CloudedBats - free software for bat monitoring
Welcome to CloudedBats.
Bats have became my new hobby. They are extremely fascinating mammals, and we need to know more about them. But it's hard to study bats without a lot of technical stuff.
When searching for advanced bat detectors I realised that there are many alternatives, but all of them are really expensive and without the processing capacity I was looking for. Therefore, I decided to build my own system. I have been working as a software developer for many years and this is a great opportunity to upgrade my "personal toolbox" and include things like Raspberry Pi, digital signal processing, cloud computing and machine learning.
I'm using the programming language Python for all software in the project and the code is divided into several GitHub repositories under the GitHub organisation https://github.com/cloudedbats
The CloudedBats software is completely open and free and you can use it as you want, even as a part in a commercial product. Personally, I have no plans to put together "products" based on the software and sell for profit. But I will be happy if someone else does, or just use the CloudedBats software as an inspiration or as a template for other projects. Contact info at the end of this page.
It all started at a local bat walk in the botanical garden in Gothenburg, Sweden. It was in August 2015. After that I started to read about bats and bought my first heterodyne detector to find out what's flying around our house at night.
The most common bat species where I live is definitely the Northern bat, Eptesicus nilssonii (or at least the one that is easiest to detect). The nice little Brown long-eared bat, Plecotus auritus, is hibernating during winter in an underground storehouse 15 m from our house. One or two Myotis species lives nearby and a few other species are more or less regularly passing by.

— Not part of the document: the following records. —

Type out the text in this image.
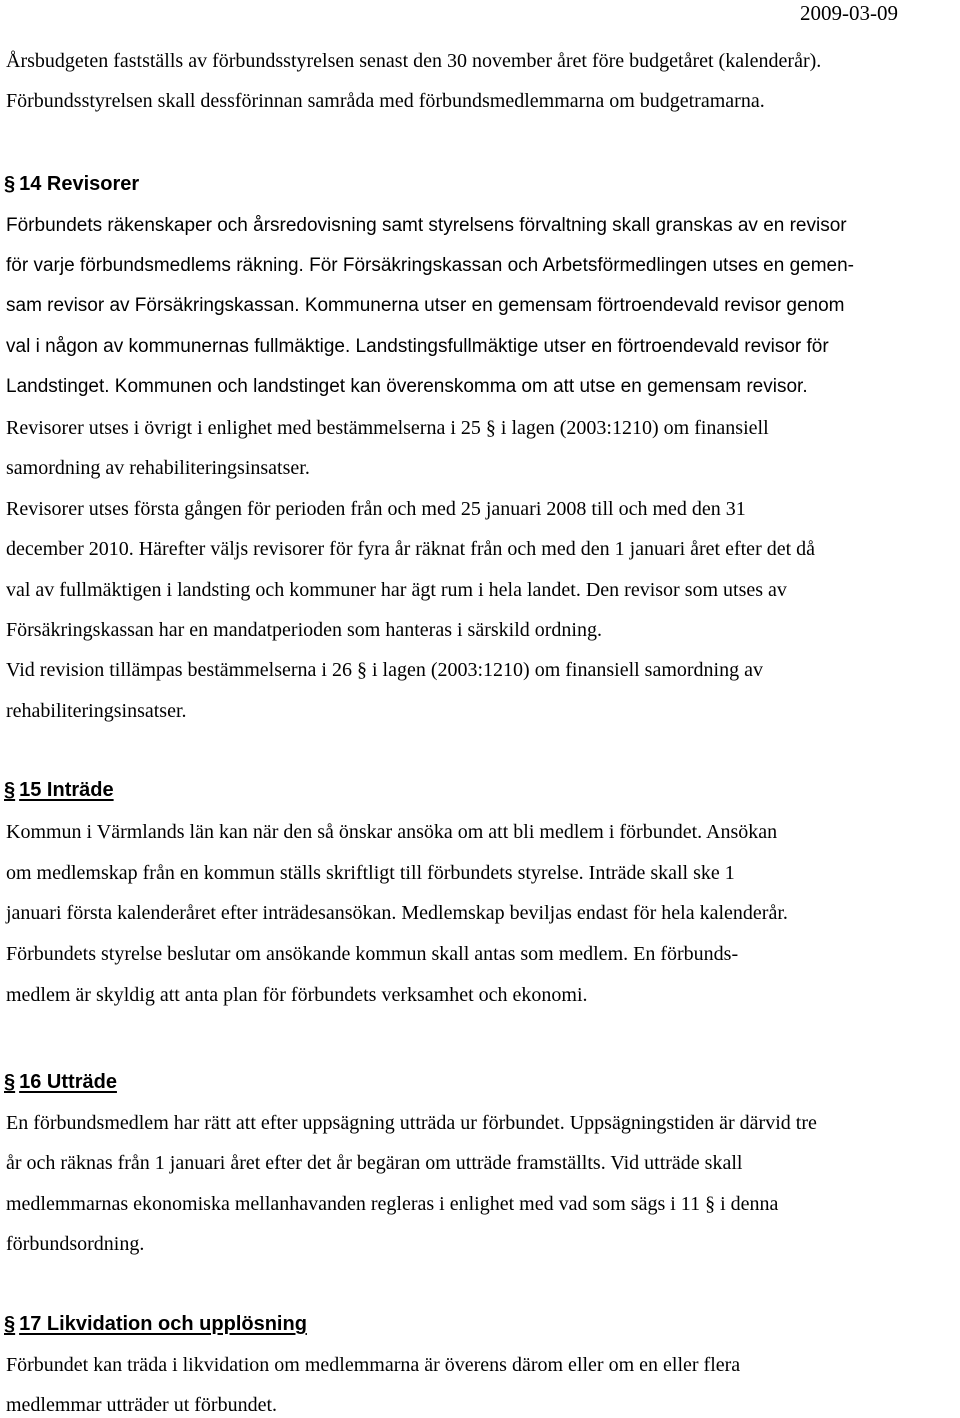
2009-03-09
Årsbudgeten fastställs av förbundsstyrelsen senast den 30 november året före budgetåret (kalenderår).
Förbundsstyrelsen skall dessförinnan samråda med förbundsmedlemmarna om budgetramarna.
§ 14 Revisorer
Förbundets räkenskaper och årsredovisning samt styrelsens förvaltning skall granskas av en revisor
för varje förbundsmedlems räkning. För Försäkringskassan och Arbetsförmedlingen utses en gemen-
sam revisor av Försäkringskassan. Kommunerna utser en gemensam förtroendevald revisor genom
val i någon av kommunernas fullmäktige. Landstingsfullmäktige utser en förtroendevald revisor för
Landstinget. Kommunen och landstinget kan överenskomma om att utse en gemensam revisor.
Revisorer utses i övrigt i enlighet med bestämmelserna i 25 § i lagen (2003:1210) om finansiell
samordning av rehabiliteringsinsatser.
Revisorer utses första gången för perioden från och med 25 januari 2008 till och med den 31
december 2010. Härefter väljs revisorer för fyra år räknat från och med den 1 januari året efter det då
val av fullmäktigen i landsting och kommuner har ägt rum i hela landet. Den revisor som utses av
Försäkringskassan har en mandatperioden som hanteras i särskild ordning.
Vid revision tillämpas bestämmelserna i 26 § i lagen (2003:1210) om finansiell samordning av
rehabiliteringsinsatser.
§ 15 Inträde
Kommun i Värmlands län kan när den så önskar ansöka om att bli medlem i förbundet. Ansökan
om medlemskap från en kommun ställs skriftligt till förbundets styrelse. Inträde skall ske 1
januari första kalenderåret efter inträdesansökan. Medlemskap beviljas endast för hela kalenderår.
Förbundets styrelse beslutar om ansökande kommun skall antas som medlem. En förbunds-
medlem är skyldig att anta plan för förbundets verksamhet och ekonomi.
§ 16 Utträde
En förbundsmedlem har rätt att efter uppsägning utträda ur förbundet. Uppsägningstiden är därvid tre
år och räknas från 1 januari året efter det år begäran om utträde framställts. Vid utträde skall
medlemmarnas ekonomiska mellanhavanden regleras i enlighet med vad som sägs i 11 § i denna
förbundsordning.
§ 17 Likvidation och upplösning
Förbundet kan träda i likvidation om medlemmarna är överens därom eller om en eller flera
medlemmar utträder ut förbundet.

Plecotus auritus hibernating near our house. Potatoes, bats and the spider Meta menardi are enjoying the same environment during winter. CloudedBats.org / CC-BY
After some years of reading, recording and analysing bat sounds, following the Swedish bat Facebook group, some meetings/workshops with Swedish bat enthusiasts, joining EBRS 2017 (the 14:th European Bat Research Symposium) and the following Bat detector workshop in Bidarray and a similar workshop in Norway I think I'm prepared to dive into the more cloudy part of the project.
Main scenario and project requirements
When designing new software systems there are two main approaches. One is to take something existing and improve it step by step. Another way to do it is to set up a distant goal and try to get there without looking back too much. The basic idea for the CloudedBats project is to think like this: If someone ask me to build a completely new system for bat monitoring, based on techniques available today, what hardware/platforms and software libraries should I then use for it.
A fictitious, but realistic, scenario:
"We want to investigate bats in a tropical region with more than 100 known species. 100 passive detectors should be used during two years and they should be moved to new places each week following a predefined schema. We don't have reference sound recordings for the majority part of the species in the area. Therefore we need fast data analysis that gives us the possibility to go to a place some days after to catch bats, mark them and record new reference sound files. Locally there is a group of people working with environmental conservation and wildlife guiding as well as a small a group of technicians. Bat experts and researchers are spread over the world. Alternatives to air travel (for humans, not for bats) should always be considered. Collected data should be published for free to be used in many research projects, both during the survey and afterwards."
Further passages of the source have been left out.